Xavier Migeot, le directeur commercial des Vignerons associés des monts de Bourgogne, a trouvé la bonne formule. « Nous nous positionnons sur des produits de luxe accessibles », résume-t-il. Cette union de coopératives regroupe La Chablisienne, la Cave des Hautes-Côtes, à Beaune, et Les Terres Secrètes, à Prissé. Elle vend donc une large gamme de vins du nord au sud de la Bourgogne. « Nous sommes confiants pour 2016. Nous avons retrouvé des volumes et nos ventes à fin novembre 2015 sont en hausse de 3,6 %. » C'est seulement maintenant que les trésoreries des vignerons bourguignons reprennent des couleurs.
6,45 €/col
C'est le prix moyen de vente d'un bourgogne pinot noir dans les grandes surfaces françaises en 2014, soit + 10 % par rapport à 2013. Les volumes vendus ont, eux, baissé de 10 %, à 2,3 millions de cols. Source : FranceAgriMer.
ÇA MARCHE AUSSI...
- Le spectre de la flavescence dorée s'éloigne. Après la stupeur de la découverte de foyers en 2011, l'inquiétude suscitée par leur expansion en 2012, les polémiques et procès sur la lutte obligatoire, les choses se calment. La maladie est « contenue », mieux, elle est en recul par endroits. Ainsi, à Mercurey, aucun pied infecté n'a été trouvé cette année. Les Bourguignons sont d'autant plus satisfaits de ce résultat qu'ils ont fortement réduit la lutte insecticide. Grâce à une prospection minutieuse, ils ont pu limiter les traitements au strict nécessaire.
- Les stocks sont en hausse de 13 % entre 2014 et 2015, après la bonne récolte 2014. Toute la Bourgogne est soulagée de cette évolution qui apporte un peu de détente sur les marchés.

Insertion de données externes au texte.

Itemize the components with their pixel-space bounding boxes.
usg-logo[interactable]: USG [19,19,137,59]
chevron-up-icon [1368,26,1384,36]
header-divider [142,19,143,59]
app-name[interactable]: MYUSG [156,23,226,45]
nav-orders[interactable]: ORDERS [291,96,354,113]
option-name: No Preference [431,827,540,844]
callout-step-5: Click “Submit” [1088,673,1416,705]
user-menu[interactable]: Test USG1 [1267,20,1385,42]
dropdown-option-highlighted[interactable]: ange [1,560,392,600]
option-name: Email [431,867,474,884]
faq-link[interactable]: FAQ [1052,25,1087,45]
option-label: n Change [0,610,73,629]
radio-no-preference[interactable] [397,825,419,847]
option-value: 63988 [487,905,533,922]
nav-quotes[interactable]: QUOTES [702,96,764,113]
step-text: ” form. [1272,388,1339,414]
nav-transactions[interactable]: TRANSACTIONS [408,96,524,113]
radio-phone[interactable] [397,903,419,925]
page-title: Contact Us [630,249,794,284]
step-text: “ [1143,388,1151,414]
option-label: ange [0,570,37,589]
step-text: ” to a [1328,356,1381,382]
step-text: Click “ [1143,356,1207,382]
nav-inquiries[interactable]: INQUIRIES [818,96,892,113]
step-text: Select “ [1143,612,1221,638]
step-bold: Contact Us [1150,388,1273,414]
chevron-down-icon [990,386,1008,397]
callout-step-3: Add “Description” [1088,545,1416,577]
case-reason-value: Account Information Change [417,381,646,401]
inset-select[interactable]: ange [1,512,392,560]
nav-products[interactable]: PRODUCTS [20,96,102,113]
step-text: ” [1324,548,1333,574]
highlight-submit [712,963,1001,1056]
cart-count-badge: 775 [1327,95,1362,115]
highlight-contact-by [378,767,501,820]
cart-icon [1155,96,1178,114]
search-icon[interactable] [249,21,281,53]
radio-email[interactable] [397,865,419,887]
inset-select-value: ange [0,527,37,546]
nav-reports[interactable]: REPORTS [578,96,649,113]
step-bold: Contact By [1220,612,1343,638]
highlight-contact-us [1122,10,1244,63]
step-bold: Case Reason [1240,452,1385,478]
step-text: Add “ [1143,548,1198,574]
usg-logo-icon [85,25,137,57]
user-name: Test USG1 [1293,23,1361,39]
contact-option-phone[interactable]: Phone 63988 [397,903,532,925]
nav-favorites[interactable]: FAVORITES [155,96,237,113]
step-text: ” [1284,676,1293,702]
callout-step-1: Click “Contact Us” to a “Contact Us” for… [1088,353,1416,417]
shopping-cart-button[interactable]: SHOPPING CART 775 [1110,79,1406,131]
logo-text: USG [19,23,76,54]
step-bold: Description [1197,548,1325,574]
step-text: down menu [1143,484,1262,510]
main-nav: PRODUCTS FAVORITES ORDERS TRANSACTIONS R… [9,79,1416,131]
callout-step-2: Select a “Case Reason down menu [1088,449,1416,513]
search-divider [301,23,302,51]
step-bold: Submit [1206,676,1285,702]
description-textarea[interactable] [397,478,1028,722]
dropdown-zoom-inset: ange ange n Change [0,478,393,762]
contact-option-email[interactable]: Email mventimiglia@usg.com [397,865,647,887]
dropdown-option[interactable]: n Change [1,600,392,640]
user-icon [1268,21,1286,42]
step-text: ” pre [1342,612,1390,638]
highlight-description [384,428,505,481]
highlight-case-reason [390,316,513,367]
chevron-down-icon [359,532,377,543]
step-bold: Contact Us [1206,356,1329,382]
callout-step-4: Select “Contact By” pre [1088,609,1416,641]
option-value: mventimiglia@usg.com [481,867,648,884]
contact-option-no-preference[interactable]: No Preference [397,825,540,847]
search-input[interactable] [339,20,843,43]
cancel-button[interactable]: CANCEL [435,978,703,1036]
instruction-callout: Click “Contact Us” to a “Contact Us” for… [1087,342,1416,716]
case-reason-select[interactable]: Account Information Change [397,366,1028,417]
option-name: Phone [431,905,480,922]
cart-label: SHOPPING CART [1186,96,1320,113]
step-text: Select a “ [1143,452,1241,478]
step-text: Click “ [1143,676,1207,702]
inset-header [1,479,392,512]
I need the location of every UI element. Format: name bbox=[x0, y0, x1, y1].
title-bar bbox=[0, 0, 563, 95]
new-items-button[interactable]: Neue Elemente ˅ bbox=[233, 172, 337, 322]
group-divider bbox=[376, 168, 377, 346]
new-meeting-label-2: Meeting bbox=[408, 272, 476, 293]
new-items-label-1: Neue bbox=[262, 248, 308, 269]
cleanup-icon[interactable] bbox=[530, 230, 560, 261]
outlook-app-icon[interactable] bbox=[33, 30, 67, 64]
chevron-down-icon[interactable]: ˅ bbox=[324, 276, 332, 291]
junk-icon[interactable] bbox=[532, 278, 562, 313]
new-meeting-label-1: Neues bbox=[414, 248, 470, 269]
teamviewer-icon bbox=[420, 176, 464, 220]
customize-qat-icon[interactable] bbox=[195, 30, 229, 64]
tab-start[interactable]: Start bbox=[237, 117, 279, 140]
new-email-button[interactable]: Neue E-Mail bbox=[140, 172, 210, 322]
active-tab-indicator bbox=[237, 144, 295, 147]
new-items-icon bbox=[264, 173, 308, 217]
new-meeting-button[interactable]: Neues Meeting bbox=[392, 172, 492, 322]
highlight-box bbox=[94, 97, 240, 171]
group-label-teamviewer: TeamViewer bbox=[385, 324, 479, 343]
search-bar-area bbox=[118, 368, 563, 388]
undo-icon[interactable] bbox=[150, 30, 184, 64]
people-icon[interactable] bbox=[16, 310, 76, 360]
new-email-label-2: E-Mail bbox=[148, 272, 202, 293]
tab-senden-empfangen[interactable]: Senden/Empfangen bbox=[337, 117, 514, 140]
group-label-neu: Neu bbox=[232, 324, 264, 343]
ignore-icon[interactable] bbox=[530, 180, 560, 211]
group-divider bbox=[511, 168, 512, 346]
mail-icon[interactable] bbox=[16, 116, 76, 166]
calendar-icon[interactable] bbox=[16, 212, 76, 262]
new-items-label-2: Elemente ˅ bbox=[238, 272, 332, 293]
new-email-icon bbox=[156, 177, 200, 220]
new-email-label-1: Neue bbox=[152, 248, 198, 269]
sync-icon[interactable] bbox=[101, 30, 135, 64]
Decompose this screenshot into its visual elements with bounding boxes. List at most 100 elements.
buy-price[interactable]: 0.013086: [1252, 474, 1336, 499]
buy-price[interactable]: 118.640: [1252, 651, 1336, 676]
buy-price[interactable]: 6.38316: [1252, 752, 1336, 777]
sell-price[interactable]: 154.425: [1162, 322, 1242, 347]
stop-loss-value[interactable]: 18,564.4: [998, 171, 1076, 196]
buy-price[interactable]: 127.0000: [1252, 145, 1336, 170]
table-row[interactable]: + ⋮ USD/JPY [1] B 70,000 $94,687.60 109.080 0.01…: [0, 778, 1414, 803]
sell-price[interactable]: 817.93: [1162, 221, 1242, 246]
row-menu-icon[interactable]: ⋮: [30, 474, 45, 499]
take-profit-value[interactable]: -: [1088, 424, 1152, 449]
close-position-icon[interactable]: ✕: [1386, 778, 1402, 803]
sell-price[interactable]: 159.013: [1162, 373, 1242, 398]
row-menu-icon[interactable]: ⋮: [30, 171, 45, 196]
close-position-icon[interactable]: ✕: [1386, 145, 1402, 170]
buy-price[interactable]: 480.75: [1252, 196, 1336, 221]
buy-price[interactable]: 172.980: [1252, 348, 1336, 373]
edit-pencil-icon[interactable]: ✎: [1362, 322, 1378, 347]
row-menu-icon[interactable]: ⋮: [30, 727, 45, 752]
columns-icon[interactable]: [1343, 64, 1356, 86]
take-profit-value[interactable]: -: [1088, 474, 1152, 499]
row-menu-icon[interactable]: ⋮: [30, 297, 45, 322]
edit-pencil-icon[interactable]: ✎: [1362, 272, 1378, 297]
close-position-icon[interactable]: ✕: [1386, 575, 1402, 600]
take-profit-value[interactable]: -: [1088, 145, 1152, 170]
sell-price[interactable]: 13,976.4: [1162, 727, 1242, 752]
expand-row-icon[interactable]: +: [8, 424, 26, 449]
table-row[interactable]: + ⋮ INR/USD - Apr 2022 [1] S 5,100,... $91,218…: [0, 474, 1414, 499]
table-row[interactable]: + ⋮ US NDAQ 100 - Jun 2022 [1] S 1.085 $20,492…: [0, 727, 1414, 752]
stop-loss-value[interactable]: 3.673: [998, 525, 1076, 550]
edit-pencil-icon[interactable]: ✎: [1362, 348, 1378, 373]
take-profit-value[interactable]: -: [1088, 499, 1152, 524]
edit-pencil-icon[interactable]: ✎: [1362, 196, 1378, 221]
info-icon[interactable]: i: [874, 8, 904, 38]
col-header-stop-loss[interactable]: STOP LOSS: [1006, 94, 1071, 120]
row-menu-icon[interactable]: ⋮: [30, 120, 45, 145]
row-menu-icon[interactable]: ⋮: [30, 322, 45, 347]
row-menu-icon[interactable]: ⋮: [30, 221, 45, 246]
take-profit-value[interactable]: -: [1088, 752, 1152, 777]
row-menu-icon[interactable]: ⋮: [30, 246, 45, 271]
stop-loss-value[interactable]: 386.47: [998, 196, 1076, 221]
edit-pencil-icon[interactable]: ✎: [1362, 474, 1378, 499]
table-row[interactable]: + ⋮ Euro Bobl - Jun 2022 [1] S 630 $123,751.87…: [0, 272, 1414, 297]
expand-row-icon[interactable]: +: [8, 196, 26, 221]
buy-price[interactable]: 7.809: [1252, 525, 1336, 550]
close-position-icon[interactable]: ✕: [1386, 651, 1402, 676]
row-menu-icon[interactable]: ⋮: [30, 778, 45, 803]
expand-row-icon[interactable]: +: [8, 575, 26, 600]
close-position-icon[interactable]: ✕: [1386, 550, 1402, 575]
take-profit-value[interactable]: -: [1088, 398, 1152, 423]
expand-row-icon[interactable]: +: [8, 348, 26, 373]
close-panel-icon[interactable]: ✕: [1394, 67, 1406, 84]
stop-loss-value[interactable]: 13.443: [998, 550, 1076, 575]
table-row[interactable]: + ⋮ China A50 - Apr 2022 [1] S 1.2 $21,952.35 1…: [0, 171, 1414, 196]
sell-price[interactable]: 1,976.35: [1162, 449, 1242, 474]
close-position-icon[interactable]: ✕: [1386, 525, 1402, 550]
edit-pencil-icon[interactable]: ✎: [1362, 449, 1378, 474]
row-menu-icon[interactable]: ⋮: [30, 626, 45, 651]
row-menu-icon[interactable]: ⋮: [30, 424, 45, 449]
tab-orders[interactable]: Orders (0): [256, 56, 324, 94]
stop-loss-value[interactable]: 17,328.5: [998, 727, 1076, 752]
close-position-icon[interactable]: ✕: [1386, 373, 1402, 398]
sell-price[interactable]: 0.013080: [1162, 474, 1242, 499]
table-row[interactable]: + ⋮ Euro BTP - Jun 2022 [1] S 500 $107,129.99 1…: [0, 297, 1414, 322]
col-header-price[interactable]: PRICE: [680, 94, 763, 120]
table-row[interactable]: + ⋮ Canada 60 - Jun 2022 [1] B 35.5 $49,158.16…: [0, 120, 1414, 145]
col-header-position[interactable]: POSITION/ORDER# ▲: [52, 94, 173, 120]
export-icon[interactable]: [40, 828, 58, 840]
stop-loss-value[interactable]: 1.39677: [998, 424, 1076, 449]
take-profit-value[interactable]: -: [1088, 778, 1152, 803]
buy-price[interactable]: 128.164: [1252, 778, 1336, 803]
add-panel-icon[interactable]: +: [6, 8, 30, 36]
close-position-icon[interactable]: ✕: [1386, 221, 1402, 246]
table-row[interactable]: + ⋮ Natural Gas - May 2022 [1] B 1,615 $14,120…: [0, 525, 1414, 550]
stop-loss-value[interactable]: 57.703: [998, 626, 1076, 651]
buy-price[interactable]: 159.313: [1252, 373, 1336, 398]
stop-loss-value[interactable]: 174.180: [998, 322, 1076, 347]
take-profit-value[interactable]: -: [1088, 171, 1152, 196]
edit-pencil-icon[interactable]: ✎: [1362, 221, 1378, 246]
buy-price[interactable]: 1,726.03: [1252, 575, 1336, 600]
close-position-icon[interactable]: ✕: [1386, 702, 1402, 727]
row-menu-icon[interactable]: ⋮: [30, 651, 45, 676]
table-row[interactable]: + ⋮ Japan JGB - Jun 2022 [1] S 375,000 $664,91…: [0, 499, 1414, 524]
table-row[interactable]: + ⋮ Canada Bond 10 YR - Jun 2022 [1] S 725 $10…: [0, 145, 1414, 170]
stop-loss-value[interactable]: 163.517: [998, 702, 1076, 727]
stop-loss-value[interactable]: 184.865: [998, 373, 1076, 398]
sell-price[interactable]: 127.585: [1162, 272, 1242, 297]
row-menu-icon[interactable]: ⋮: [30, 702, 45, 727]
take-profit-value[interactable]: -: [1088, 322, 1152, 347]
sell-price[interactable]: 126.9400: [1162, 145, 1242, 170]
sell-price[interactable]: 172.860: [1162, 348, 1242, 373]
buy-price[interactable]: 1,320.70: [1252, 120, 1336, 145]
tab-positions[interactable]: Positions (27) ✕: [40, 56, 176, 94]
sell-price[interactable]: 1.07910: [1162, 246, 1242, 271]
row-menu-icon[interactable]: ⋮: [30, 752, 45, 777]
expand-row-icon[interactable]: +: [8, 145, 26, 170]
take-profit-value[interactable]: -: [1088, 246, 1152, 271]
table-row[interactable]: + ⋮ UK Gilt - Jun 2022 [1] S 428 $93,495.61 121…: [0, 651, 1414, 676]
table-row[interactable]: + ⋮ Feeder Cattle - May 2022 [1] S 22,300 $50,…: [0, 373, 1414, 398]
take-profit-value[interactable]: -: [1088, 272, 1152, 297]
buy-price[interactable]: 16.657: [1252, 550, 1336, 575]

ÇA POURRAIT ALLER MIEUX...
- Depuis cinq ans - 2014 excepté -, les récoltes sont déficitaires en Bourgogne. En cause : les aléas climatiques mais aussi le dépérissement de la vigne. « Cette année, on fait encore - 20 % en volume », déplore François Legros, le président de la cave de Buxy. En cause, la sécheresse estivale. La cave a donc réincorporé dans sa déclaration de récolte 2015 environ 1 000 hl de blancs de 2014. « Ce problème de rendement structurel est lié aux maladies du bois. Chaque année, on observe 2 % de mortalité des ceps. Au total, on a 20 % de récolte en moins due aux pieds qu'on renouvelle et qui mettent six ou sept ans avant de produire », détaille François Legros.